Si bien la Lactancia Materna es un proceso natural, el amamantamiento requiere de una destreza que debe ser aprendida, tanto por la madre como por el niño, y el profesional de Enfermería es el primer facilitador de ese aprendizaje comenzando en el primer minuto del nacimiento.

Este acto materno es generador de sensaciones y descubrimientos, colores, sabores, sonidos (activación y procesos poli-sensoriales), nociones de espacio y tiempo se experimentan durante el acto de alimentar al bebe. Así convergen las primeras interacciones entre la madre y el bebe, construyendo un sistema afectivo de comunicación. Entonces, destaca desde su disciplina poder proporcionar y promover herramientas adecuadas para que el crecimiento y desarrollo de estas estructuras se realicen adecuadamente durante el amamantamiento, fortaleciendo –afianzando así el vínculo y los primeros ritmos comunicacionales.

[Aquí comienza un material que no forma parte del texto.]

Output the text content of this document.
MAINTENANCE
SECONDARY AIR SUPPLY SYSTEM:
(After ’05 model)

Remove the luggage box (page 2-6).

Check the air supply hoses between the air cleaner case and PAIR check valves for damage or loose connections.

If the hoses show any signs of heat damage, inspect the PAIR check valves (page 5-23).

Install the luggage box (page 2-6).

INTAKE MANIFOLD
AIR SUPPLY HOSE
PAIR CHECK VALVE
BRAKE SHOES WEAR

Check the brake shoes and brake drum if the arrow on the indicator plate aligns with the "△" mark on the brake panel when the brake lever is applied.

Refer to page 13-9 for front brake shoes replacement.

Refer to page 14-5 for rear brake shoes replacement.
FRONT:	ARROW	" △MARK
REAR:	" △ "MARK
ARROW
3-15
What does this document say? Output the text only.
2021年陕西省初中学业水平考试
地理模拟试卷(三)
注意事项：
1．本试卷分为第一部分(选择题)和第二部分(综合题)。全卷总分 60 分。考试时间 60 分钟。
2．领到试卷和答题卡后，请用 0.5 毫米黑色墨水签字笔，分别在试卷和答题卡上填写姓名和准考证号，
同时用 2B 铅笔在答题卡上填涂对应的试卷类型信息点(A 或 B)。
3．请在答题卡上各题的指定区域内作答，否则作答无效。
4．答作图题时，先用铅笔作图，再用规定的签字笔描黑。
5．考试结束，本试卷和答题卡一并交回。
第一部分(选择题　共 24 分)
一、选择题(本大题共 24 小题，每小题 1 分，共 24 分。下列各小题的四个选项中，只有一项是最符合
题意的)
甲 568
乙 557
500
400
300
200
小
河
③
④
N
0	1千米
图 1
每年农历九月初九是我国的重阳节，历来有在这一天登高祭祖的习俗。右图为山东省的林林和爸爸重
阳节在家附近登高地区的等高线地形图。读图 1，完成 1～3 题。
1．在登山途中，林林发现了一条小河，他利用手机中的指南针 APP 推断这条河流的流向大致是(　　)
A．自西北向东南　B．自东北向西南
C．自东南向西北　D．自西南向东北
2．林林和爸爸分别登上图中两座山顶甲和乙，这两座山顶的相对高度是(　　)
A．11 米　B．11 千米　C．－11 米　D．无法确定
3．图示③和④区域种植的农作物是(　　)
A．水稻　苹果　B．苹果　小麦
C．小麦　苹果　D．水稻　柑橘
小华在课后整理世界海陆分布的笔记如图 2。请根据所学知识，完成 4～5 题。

Desde el punto de vista nutricional, asegura la Mg. Mariana Virginia Gómez, que la lactancia materna aporta al niño un “tejido vivo”, y es “vivo” porque contiene sustancias bio activas, factores inmunológicos y por supuesto, un importante valor nutricional, también porque se va modificando en el transcurso de la succión y en los días subsiguientes al nacimiento.

La leche de la madre es buena para la digestión de los bebés y los protege contra las diarreas y otras enfermedades. Además, tiene todo el líquido que se necesita para calmar la sed del lactante. En cuanto al valor nutricional, es el mejor alimento porque tiene las cantidades necesarias de: vitaminas, como la A, B, C, minerales como el hierro, fósforo y calcio, proteínas, grasas y azúcares.

La leche de la madre es el único alimento que nutre al niño completamente durante los primeros 6 meses de vida y el único alimento que le da protección sostenida y completa durante los primeros dos años. Amamantar es un acto de amor, con importantes beneficios para la mamá y el bebé, es un derecho y el mejor comienzo para vida, el mejor primer alimento que podemos elegir.

La leche materna es el alimento más completo y seguro para el bebé. El amamantamiento no solo brinda al recién nacido una amplia gama de estímulos, permitiendo su adecuado desarrollo, sino que también permite el establecimiento de los primeros vínculos afectivos con su madre y el primer sistema de comunicación de ese niño.